Figure 7. Knock-down of AIMP2-DX2 can retard tumor growth.

(A) NCI-H460 (1×10⁷) cells were injected at both flanks of 6 week old BALB/c nude mice. When volume of tumor mass reached to 250 mm³, anti-DX2 or control siRNAs were intratumorally injected at 50 mg/kg dosage once in three days for four times (n = 7 per each group). The tumor volumes were determined as described in Materials and Methods. (B) Tumors isolated from anti-DX2 and control siRNA treated mice were subjected to immunohistochemistry with the antibodies against p53 (C) Cellular levels of AIMP2-F and –DX2 transcripts in the tissues of the isolated tumors were compared by quantitative RT-PCR. (D) Luciferase-expressing A549 lung cancer cells (1×10⁷) were injected into tail vein of BALB/c nude mice and the dissemination of the cells into lungs was monitored by IVIS (Xenogen). Each group of the injected mice (n = 5/group) intratracheally received si-scramble (50 µg) or si-AIMP2-DX2 (50 µg) mixed with GDM-PEI in 50 µl of 0.9% saline. The tumor growth was monitored by photon flux released from luciferin as described in Materials and Methods. The data were expressed as photon-flux (photons/s/cm2/steradian). The photon flux for each measurement is represented by color scale. (E) Tumor tissues isolated from each group were examined by hetatoxylin and eosin staining. Two examples from each group are displayed. (F) The plasmid DNA encoding shRNA against AIMP2-DX2 was mixed with glucosylated polyethyleneimine (G-PEI), vaporized in humid vacuum chamber and inhaled for 30 minutes through the nose of the mice that contained benzopyrene-induced lung cancers as described in Materials and Methods. The mice were randomly sacrificed at time interval and the tumor growth was determined by the area of tumor tissues in the total measured area (n = 4). (G) Histological analysis of tumor regions by hematoxylin and eosin staining. Arrow heads indicate tumor nodules.
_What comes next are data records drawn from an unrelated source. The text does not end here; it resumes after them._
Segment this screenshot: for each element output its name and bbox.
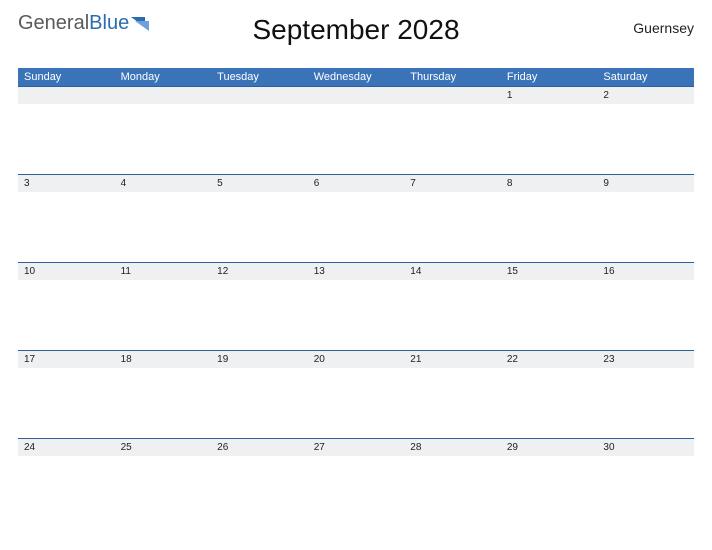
day-number: 8 — [501, 175, 598, 192]
week-body-row — [18, 104, 694, 174]
day-cell — [308, 368, 405, 438]
day-header: Thursday — [404, 71, 501, 83]
week-body-row — [18, 368, 694, 438]
day-number: 13 — [308, 263, 405, 280]
week-number-row: 10 11 12 13 14 15 16 — [18, 262, 694, 280]
day-number: 17 — [18, 351, 115, 368]
day-cell — [308, 192, 405, 262]
week-number-row: 3 4 5 6 7 8 9 — [18, 174, 694, 192]
day-cell — [404, 280, 501, 350]
day-cell — [18, 280, 115, 350]
day-number: 22 — [501, 351, 598, 368]
day-cell — [308, 104, 405, 174]
day-header: Sunday — [18, 71, 115, 83]
day-number: 6 — [308, 175, 405, 192]
day-cell — [211, 280, 308, 350]
day-number: 4 — [115, 175, 212, 192]
day-cell — [211, 192, 308, 262]
week-body-row — [18, 280, 694, 350]
day-number: 19 — [211, 351, 308, 368]
day-number: 23 — [597, 351, 694, 368]
day-cell — [501, 280, 598, 350]
logo-text-general: General — [18, 12, 89, 35]
day-number: 10 — [18, 263, 115, 280]
day-cell — [597, 104, 694, 174]
day-cell — [115, 280, 212, 350]
day-cell — [404, 104, 501, 174]
logo-triangle-icon — [131, 16, 151, 39]
week-body-row — [18, 456, 694, 526]
day-cell — [597, 280, 694, 350]
day-number: 18 — [115, 351, 212, 368]
day-number: 12 — [211, 263, 308, 280]
day-cell — [115, 104, 212, 174]
week-number-row: 17 18 19 20 21 22 23 — [18, 350, 694, 368]
day-number — [308, 87, 405, 104]
day-cell — [501, 104, 598, 174]
day-header: Tuesday — [211, 71, 308, 83]
day-header: Saturday — [597, 71, 694, 83]
day-number — [404, 87, 501, 104]
week-body-row — [18, 192, 694, 262]
day-cell — [18, 192, 115, 262]
day-cell — [597, 456, 694, 526]
day-header: Friday — [501, 71, 598, 83]
day-number: 26 — [211, 439, 308, 456]
day-header-row: Sunday Monday Tuesday Wednesday Thursday… — [18, 68, 694, 86]
day-cell — [404, 192, 501, 262]
day-number: 27 — [308, 439, 405, 456]
day-number — [115, 87, 212, 104]
day-cell — [308, 456, 405, 526]
day-cell — [18, 456, 115, 526]
day-cell — [597, 192, 694, 262]
day-number: 21 — [404, 351, 501, 368]
page-title: September 2028 — [252, 14, 459, 46]
day-number: 29 — [501, 439, 598, 456]
day-cell — [115, 456, 212, 526]
day-number: 3 — [18, 175, 115, 192]
day-number — [18, 87, 115, 104]
region-label: Guernsey — [633, 20, 694, 36]
day-number: 15 — [501, 263, 598, 280]
logo-text-blue: Blue — [89, 12, 129, 35]
day-number — [211, 87, 308, 104]
day-cell — [308, 280, 405, 350]
day-cell — [501, 456, 598, 526]
day-cell — [597, 368, 694, 438]
day-header: Wednesday — [308, 71, 405, 83]
day-number: 24 — [18, 439, 115, 456]
week-number-row: 24 25 26 27 28 29 30 — [18, 438, 694, 456]
day-number: 9 — [597, 175, 694, 192]
week-number-row: 1 2 — [18, 86, 694, 104]
day-number: 25 — [115, 439, 212, 456]
day-cell — [211, 456, 308, 526]
day-number: 14 — [404, 263, 501, 280]
day-cell — [211, 368, 308, 438]
day-cell — [115, 368, 212, 438]
header: GeneralBlue September 2028 Guernsey — [18, 12, 694, 62]
day-cell — [18, 368, 115, 438]
day-number: 16 — [597, 263, 694, 280]
day-header: Monday — [115, 71, 212, 83]
day-number: 2 — [597, 87, 694, 104]
day-cell — [211, 104, 308, 174]
day-cell — [404, 456, 501, 526]
logo: GeneralBlue — [18, 12, 151, 39]
day-number: 7 — [404, 175, 501, 192]
day-number: 28 — [404, 439, 501, 456]
day-number: 20 — [308, 351, 405, 368]
day-cell — [18, 104, 115, 174]
day-cell — [115, 192, 212, 262]
day-number: 5 — [211, 175, 308, 192]
day-number: 1 — [501, 87, 598, 104]
day-number: 11 — [115, 263, 212, 280]
calendar: Sunday Monday Tuesday Wednesday Thursday… — [18, 68, 694, 526]
day-cell — [501, 368, 598, 438]
day-cell — [404, 368, 501, 438]
day-number: 30 — [597, 439, 694, 456]
day-cell — [501, 192, 598, 262]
Figure 8. Correlation of expression ratio of AIMP2-DX2 to AIMP2-F with lung cancer stage and survival.

(A) AIMP2-DX2/F ratios of patient tissues with cancer stage IA (n = 5), IB (n = 6) and IIB∼IIIB (n = 7) were compared with that of normal lung tissues (n = 5) by quantitative RT-PCR method as described. The ratios were increased significantly (p<0.05) according to tumor progression. Cancer stages were classified based on TNM (tumor, nodes, metastasis) system. Kaplan-Meier estimates of the (B) OS and (C) DFS according to the level of the expression ratios of AIMP2-DX2 to AIMP2-F in 97 lung cancer patients. The OS was significantly worse in patients with higher expression ratio of AIMP2-DX2 to AIMP2-F than in patients with lower expression ratio. P- values were calculated by the log-rank test.